Она сшила соседке платье, и меня с собою взяла.
Я прошусь к ней на руки, а она не берёт.
Я настойчиво лезу, но мне живот не даёт…
Тогда я успокоилась, села на тропке в пыль,
Взяла в руки палочку и рисовала сказку – быль.
Мама стояла рядом, соседка к ней подошла.
Я так размечталась, что не заметила, как мама ушла.
Тут я села на травушку: была такая жара.
Напекшись на солнышке, я долго маму ждала.
- Да куда ж она подевалась? – с тревогою думала я.
И поднявшись с травушки, с обидой домой брела.
Только открыла калитку и сделала два шага,
Меня окружили гуси: вытянув шеи, они шли, как на врага.
Я, помню, закричала, руками закрыла глаза.
Они били меня крыльями. Забилась я в сенки в слезах.
И уснула где-то на тряпках. Помню, мама пришла.
Увидев меня всю синюю, сама, без слов, поняла.

Я до сих пор ощущаю укусы их на себе.
Но, если мне делают больно, я не сдаюсь и не прошу о мольбе.
                Июль  98 год.


                На заимке
Мы сидим на заимке в нетоплёной избе.
Рыщут волки по крыше, воет ветер в трубе.
 
Наш братишка уж в школе, видно, весь он продрог:
Отвалилась подошва, а зашить сам не смог.

Завязал её тряпкой, и пустился в буран.
А в последнее время он пошёл на обман.

Все ребята уж в школе, и начался урок.
Мой братишка в «подполье» отбывает тот срок.

А когда мать узнала, хворостину взяла:
Заплясал  тут Ванюшка, и она поняла:

Поняла, что не в силах пустить в степь одного:
Видно, доля такая – и моя, и его.

                Март  1998 год



                Я, как прежде, с тобой говорю
Мама стоит платье кроит, разбирая свои письмена.
Я рядом, на лавке, сижу и спрошу у неё иногда:
- А что значит «по», «пл», «та»?
- Пояс, плечи, талия, - скажет она.
- А зачем рукава такие?
- А чтобы руки ловчей продевать.
- А почему большие?..
- А что б легко попадать.
- Ещё такие, как крылья?!
- Да что б высоко летать. И что бы в полёте
Мысли мрачные отгонять.
А я знаю, какие мысли. Знаю, что тебя тяготит.
У тебя сердце очень, очень за нас болит.
Но ты не волнуйся, мама, зря ты не плачь…
А вчера тётя Нюра привезла нам калач,
Да кусочек сала, пять кружков молока.
Ты за нас не волнуйся, не волнуйся пока.
Здесь все добрые люди, помереть не дадут.
Ты лечись хорошенько, а мы ждём тебя тут.

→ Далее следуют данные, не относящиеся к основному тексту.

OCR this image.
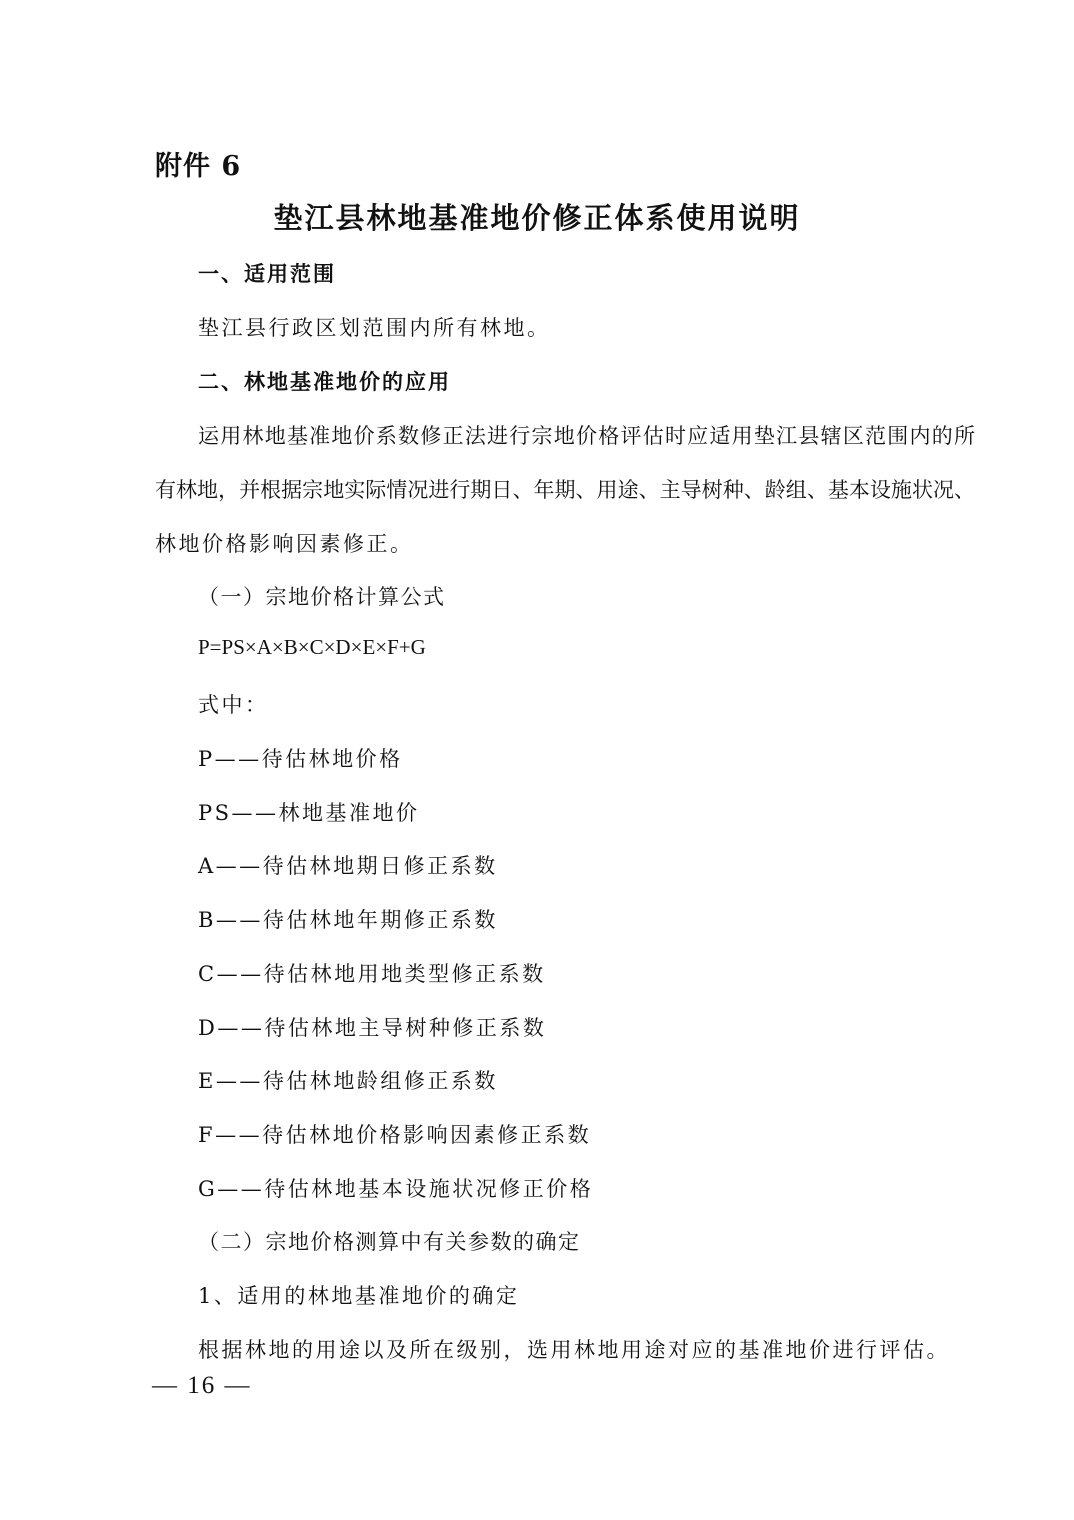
附件 6
垫江县林地基准地价修正体系使用说明
一、适用范围
垫江县行政区划范围内所有林地。
二、林地基准地价的应用
运用林地基准地价系数修正法进行宗地价格评估时应适用垫江县辖区范围内的所
有林地，并根据宗地实际情况进行期日、年期、用途、主导树种、龄组、基本设施状况、
林地价格影响因素修正。
（一）宗地价格计算公式
P=PS×A×B×C×D×E×F+G
式中：
P——待估林地价格
PS——林地基准地价
A——待估林地期日修正系数
B——待估林地年期修正系数
C——待估林地用地类型修正系数
D——待估林地主导树种修正系数
E——待估林地龄组修正系数
F——待估林地价格影响因素修正系数
G——待估林地基本设施状况修正价格
（二）宗地价格测算中有关参数的确定
1、适用的林地基准地价的确定
根据林地的用途以及所在级别，选用林地用途对应的基准地价进行评估。
— 16 —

                Март  98 год

                Когда мне было шесть лет
Я опять уже поздно возвращаюсь домой.
В небе яркие звёзды, а  души ни одной.
Лишь пробрешут собаки в том кромешном аду.
Я грунтовой дорогой между лесом бреду.
Слышу чьё – то дыханье: вот уж рядом оно.
Хорошо, что не вижу, потому что темно.
Ватой сделались ноги:
- Не шагнут от меня! И стоят у дороги два зелёных огня.
Наклонилась я низко, в руки палку взяла.
А они совсем близко и глядят на меня.
Чую взгляд их холодный и зубами стучат.
Я их видела близко – и больших, и волчат.
Но я смело шагнула: «Фу, какая напасть!»
Не хватало ещё тут ни за что мне пропасть.
Не страшны мне их зубы, я от них не бегу.
А мне  страшны  двуноги: верить им не могу.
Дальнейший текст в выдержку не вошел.